"I should write to John Forest," said her aunt. "Ask him to come and stay. He's a wise man. I don't feel equal to telling you what to do. I don't know what to tell you. If you'd come back and said that he wouldn't see you, I was going to Chorley Wood——"
"Chipping Norton," corrected Valerie.
"Well, Chipping Norton—myself. I was going to kneel down in the mud and refuse to get up. I was going to wear that blue face-cloth that we both hate. I'd got it all worked out. But, from what you tell me, there's apparently nothing for me to kneel for."
"Nothing whatever," said her niece. "He's given me everything, and—I've come empty away," she added miserably.
Lady Touchstone rose and stooped to kiss the girl tenderly.
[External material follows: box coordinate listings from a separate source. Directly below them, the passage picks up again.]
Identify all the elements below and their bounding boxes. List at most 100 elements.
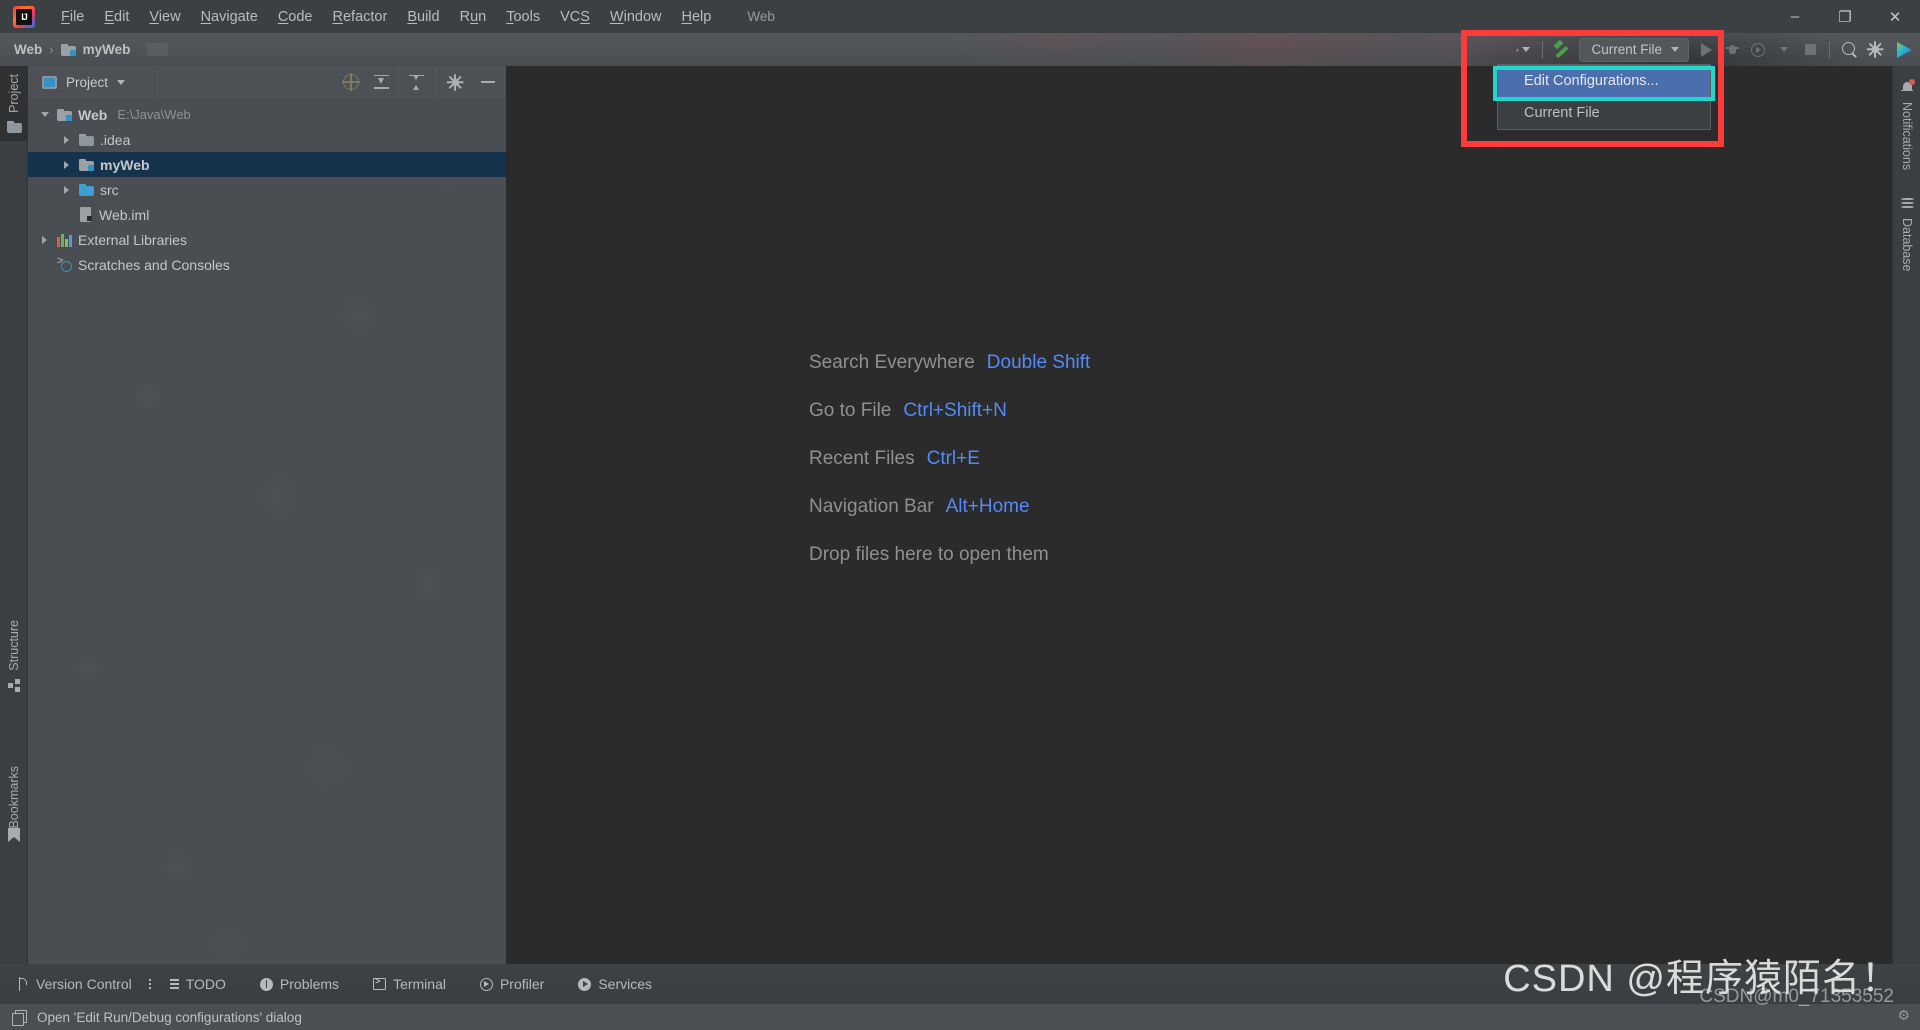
- hint-shortcut: Ctrl+Shift+N: [903, 400, 1007, 421]
- chevron-down-icon: [117, 79, 126, 85]
- sidebar-item-project[interactable]: Project: [0, 66, 28, 141]
- sidebar-item-structure-label: Structure: [7, 620, 21, 671]
- menu-edit[interactable]: Edit: [94, 5, 139, 29]
- tree-node-web[interactable]: Web E:\Java\Web: [28, 102, 506, 127]
- menu-view[interactable]: View: [139, 5, 190, 29]
- hint-label: Search Everywhere: [809, 352, 975, 373]
- window-controls: – ❐ ✕: [1770, 0, 1920, 33]
- coverage-dropdown-icon[interactable]: [1771, 38, 1797, 62]
- tree-node-src[interactable]: src: [28, 177, 506, 202]
- tree-node-web-iml[interactable]: Web.iml: [28, 202, 506, 227]
- menu-tools[interactable]: Tools: [496, 5, 550, 29]
- menu-refactor[interactable]: Refactor: [323, 5, 398, 29]
- left-tool-stripe: Project Structure Bookmarks: [0, 66, 28, 964]
- menu-vcs[interactable]: VCS: [550, 5, 600, 29]
- terminal-icon: [373, 976, 387, 990]
- hint-go-to-file: Go to File Ctrl+Shift+N: [809, 400, 1090, 422]
- tool-window-bar: Version Control TODO Problems Terminal P…: [0, 964, 1920, 1004]
- tool-window-services[interactable]: Services: [561, 964, 669, 1004]
- settings-gear-icon[interactable]: [1862, 38, 1888, 62]
- menu-navigate[interactable]: Navigate: [191, 5, 268, 29]
- minimize-button[interactable]: –: [1770, 0, 1820, 33]
- iml-file-icon: [79, 207, 93, 222]
- run-configuration-selector[interactable]: Current File: [1579, 37, 1689, 62]
- tool-window-terminal[interactable]: Terminal: [356, 964, 463, 1004]
- chevron-right-icon[interactable]: [60, 186, 73, 194]
- chevron-right-icon[interactable]: [60, 136, 73, 144]
- notifications-bell-icon: [1901, 79, 1915, 94]
- menu-file[interactable]: FFileile: [51, 5, 94, 29]
- menu-bar: FFileile Edit View Navigate Code Refacto…: [0, 0, 1920, 33]
- profiler-icon: [479, 977, 493, 991]
- build-hammer-icon[interactable]: [1549, 38, 1575, 62]
- stop-icon[interactable]: [1797, 38, 1823, 62]
- debug-icon[interactable]: [1719, 38, 1745, 62]
- tree-node-path: E:\Java\Web: [117, 107, 191, 122]
- menu-code[interactable]: Code: [268, 5, 323, 29]
- hide-panel-icon[interactable]: [470, 66, 506, 98]
- chevron-down-icon[interactable]: [38, 112, 51, 117]
- bookmarks-icon: [8, 827, 20, 842]
- collapse-all-icon[interactable]: [401, 66, 431, 98]
- menu-window[interactable]: Window: [600, 5, 672, 29]
- sidebar-item-project-label: Project: [7, 74, 21, 113]
- menu-run[interactable]: Run: [450, 5, 497, 29]
- menu-item-edit-configurations[interactable]: Edit Configurations...: [1498, 65, 1710, 97]
- tree-node-idea[interactable]: .idea: [28, 127, 506, 152]
- tool-window-todo[interactable]: TODO: [149, 964, 243, 1004]
- editor-empty-area[interactable]: Search Everywhere Double Shift Go to Fil…: [506, 66, 1902, 964]
- dialog-hint-icon: [12, 1010, 27, 1026]
- project-panel-title-group[interactable]: Project: [28, 75, 126, 90]
- search-everywhere-icon[interactable]: [1836, 38, 1862, 62]
- breadcrumb-separator: ›: [49, 42, 54, 57]
- menu-build[interactable]: Build: [397, 5, 449, 29]
- right-tool-stripe: Notifications Database: [1892, 66, 1920, 964]
- breadcrumb-current[interactable]: myWeb: [83, 42, 131, 57]
- project-folder-icon: [6, 120, 22, 133]
- run-configuration-dropdown: Edit Configurations... Current File: [1497, 64, 1711, 130]
- run-with-coverage-icon[interactable]: [1745, 38, 1771, 62]
- hint-drop-files: Drop files here to open them: [809, 544, 1049, 565]
- todo-icon: [166, 978, 179, 990]
- run-icon[interactable]: [1693, 38, 1719, 62]
- tree-node-scratches-consoles[interactable]: Scratches and Consoles: [28, 252, 506, 277]
- close-button[interactable]: ✕: [1870, 0, 1920, 33]
- ide-updates-icon[interactable]: [1888, 38, 1920, 62]
- editor-hints: Search Everywhere Double Shift Go to Fil…: [809, 352, 1090, 566]
- run-configuration-label: Current File: [1591, 42, 1662, 57]
- tool-window-profiler[interactable]: Profiler: [463, 964, 561, 1004]
- tree-node-myweb[interactable]: myWeb: [28, 152, 506, 177]
- hint-search-everywhere: Search Everywhere Double Shift: [809, 352, 1090, 374]
- menu-item-current-file[interactable]: Current File: [1498, 97, 1710, 129]
- scratches-icon: [57, 255, 72, 272]
- sidebar-item-structure[interactable]: Structure: [0, 612, 28, 700]
- header-divider-1: [157, 66, 159, 98]
- options-gear-icon[interactable]: [440, 66, 470, 98]
- sidebar-item-database[interactable]: Database: [1893, 188, 1920, 280]
- structure-icon: [7, 678, 21, 692]
- status-bar: Open 'Edit Run/Debug configurations' dia…: [0, 1004, 1920, 1030]
- tool-window-problems[interactable]: Problems: [243, 964, 356, 1004]
- restore-button[interactable]: ❐: [1820, 0, 1870, 33]
- window-title: Web: [747, 9, 775, 24]
- chevron-right-icon[interactable]: [60, 161, 73, 169]
- chevron-right-icon[interactable]: [38, 236, 51, 244]
- hint-shortcut: Alt+Home: [945, 496, 1030, 517]
- select-opened-file-icon[interactable]: [336, 66, 366, 98]
- menu-help[interactable]: Help: [671, 5, 721, 29]
- sidebar-item-notifications-label: Notifications: [1900, 102, 1914, 171]
- tree-node-external-libraries[interactable]: External Libraries: [28, 227, 506, 252]
- sidebar-item-bookmarks[interactable]: Bookmarks: [0, 758, 28, 850]
- user-account-icon[interactable]: [1510, 38, 1536, 62]
- database-icon: [1900, 196, 1914, 210]
- header-divider-2: [398, 66, 399, 98]
- tool-window-version-control[interactable]: Version Control: [0, 964, 149, 1004]
- expand-all-icon[interactable]: [366, 66, 396, 98]
- main-toolbar-actions: Current File: [1510, 33, 1920, 66]
- module-folder-icon: [57, 108, 72, 121]
- tool-window-label: Profiler: [499, 976, 545, 992]
- project-panel-header: Project: [28, 66, 506, 98]
- sidebar-item-notifications[interactable]: Notifications: [1893, 72, 1920, 178]
- problems-icon: [259, 977, 273, 991]
- breadcrumb-root[interactable]: Web: [14, 42, 42, 57]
"Take my advice," she said, "and write to John Forest to-night. And now don't fret. You're a thousand times better off than you were four days ago. For one thing, you know where he is. What's more, he's content to let bygones be bygones. My darling, you've much to be thankful for. And now go and take a hot bath, and try and get a nap before dinner. Poor child, you must be dead tired."
With a sudden movement Valerie threw her arms about her aunt's neck.
"I don't know why you're so good to me," she said.
Then she kissed her swiftly and, getting upon her feet, passed up the broad stairs.
For a moment Lady Touchstone stood looking after her niece. Then she put a hand to her head and sank into a chair. She was profoundly worried. If any girl other than Valerie had come to her with such an account, she would have been less troubled. But Valerie was so very clear-headed. True, her love had got away with her, and she had had the very deuce of a fall. But she was up again now, and nothing like that would ever happen again. Her judgment was back in its seat as firm as ever. And when she said that something was wrong with Anthony, that he seemed to hear things, that there was "the queerest light in his eyes," Lady Touchstone knew that it was perfectly true. What was worse, she was entirely satisfied that these things meant brain trouble. For three months after his wife had died, Valerie's own father had been under surveillance for precisely similar symptoms. She remembered them fearfully. And this Major Lyveden was so reminiscent of poor Oliver. His voice, his manner, the very way his hair grew about his temples, reminded her strangely of her dead brother. It was not surprising that she attributed Anthony's condition to a somewhat similar cause. What troubled her most was her conscience. She had set her heart upon the match, and she was now uncertain whether it was not her clear duty to try to call it off.